In Capital Vol 2 Ch 14, Circulation Time, Marx discusses for example the
shipping of a commodity to India. He comments:

"The mere relative length of the transit of the commodities from their
place of production to their market produces a difference not only in the
first part of the circulation time, the selling time, but also in its
second part, the reconversion of the money into the elements of the
productive capital, the buying time."

Clearly although today electronic means of communication enable some forms
of money to be transmitted much faster than Wedgwood tea services to India
in the 19th century, there are still very different circulation times.
Probably even more so.

One of the most important circulation times are for those products of
capitalist production that are sold to the mass market of working people.
>From the point of view of production, capitalism needs them concentrated in
a relatively close geographical area and sharing a common culture,
increasingly well educated to be able to be exploited in the working of new
technology. From the point of view of sale, capitalists also have to take
account of the different price of labour power of skilled workers in
different countries. 

This accounts for the sense in which one of the largest continents
geographically, Africa, appears almost irrelevant in terms of the
capitalist economic system. It could "fall of the map" as one US official
was quoted as saying undiplomatically. The map it falls of is what I am
suggesting is a gravitationsl field map of value, as understood in a
marxist sense.

There is indeed no such thing as abstractly "free" trade in a concrete
world, and abstractions always have to be related to the concrete. It is
not that the law of value is "adulterated" by accomodating a world in which
the price of labour varies over a range of 30 to 1. It is that the uneven
application of the law of value is manifest through and in the course of
these differences about prices of production.

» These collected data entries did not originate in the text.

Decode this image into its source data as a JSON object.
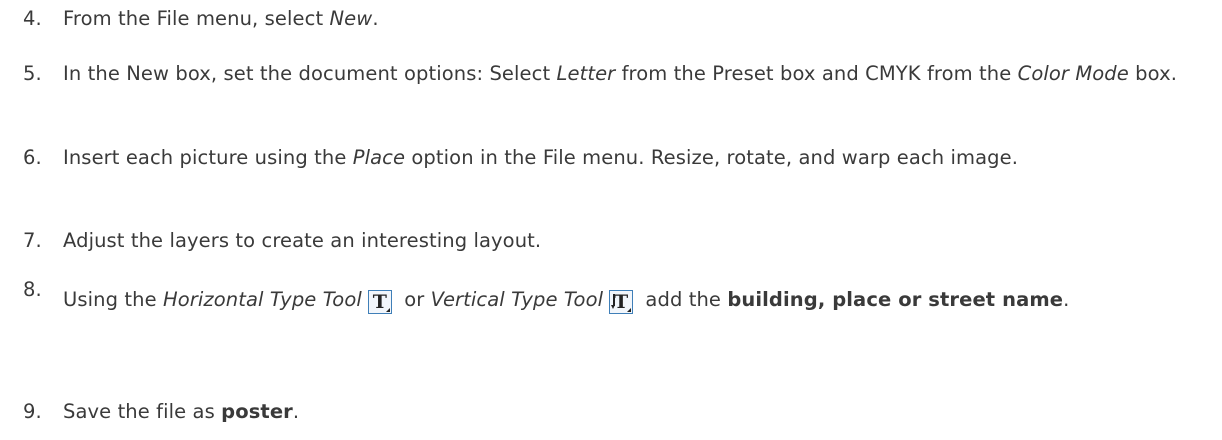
{
  "steps": [
    {
      "number": "4.",
      "parts": {
        "p1": "From the File menu, select ",
        "p2": "New",
        "p3": "."
      }
    },
    {
      "number": "5.",
      "parts": {
        "p1": "In the New box, set the document options: Select ",
        "p2": "Letter",
        "p3": " from the Preset box and CMYK from the ",
        "p4": "Color Mode",
        "p5": " box."
      }
    },
    {
      "number": "6.",
      "parts": {
        "p1": "Insert each picture using the ",
        "p2": "Place",
        "p3": " option in the File menu. Resize, rotate, and warp each image."
      }
    },
    {
      "number": "7.",
      "parts": {
        "p1": "Adjust the layers to create an interesting layout."
      }
    },
    {
      "number": "8.",
      "parts": {
        "p1": "Using the ",
        "p2": "Horizontal Type Tool",
        "p3": " or ",
        "p4": "Vertical Type Tool",
        "p5": " add the ",
        "p6": "building, place or street name",
        "p7": "."
      },
      "icons": {
        "horizontal_type_tool": {
          "glyph": "T",
          "icon": "horizontal-type-tool-icon"
        },
        "vertical_type_tool": {
          "glyph": "T",
          "icon": "vertical-type-tool-icon"
        }
      }
    },
    {
      "number": "9.",
      "parts": {
        "p1": "Save the file as ",
        "p2": "poster",
        "p3": "."
      }
    }
  ],
  "colors": {
    "text": "#3a3a3a",
    "icon_border": "#3f7fb8",
    "icon_fill": "#f2f6fb"
  }
}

China's entry to the WTO is a new step in which the battle lines are being
redrawn. We will see whether China has done this on terms that will enable
it to retain more surplus within its own borders or whether it will
haemorrhage to the metropolitan capitalist heartlands. 

But in terms of the world situation, I am suggesting that what Marx called
the absolute general law of capitalist accumulation is now manifested on a
world scale. In Capital volume 1, Ch 25, section 4, he states this is 

the greater the functioning capital, the greater the reserve army. 

Although rises in productivity may mask the workings of exchange value, I
suggest therefore that the greater the capital in the metropolitan
countries the greater the reserve army of labour in the countries of the
third world, and the greater the relative difference in exchange value
between them.

These contradictions will not be resolved until we have expropriated and
socialised global capital.

So I would say to George, that the entry of China to the WTO does not
weaken the relevance of the marxian theory of value, but it does suggest we
should apply it in the form of a field theory analogous to a gravitational

I would appreciate comments and criticisms on this contribution.

I am copying it also to marxism-thaxis at Utah.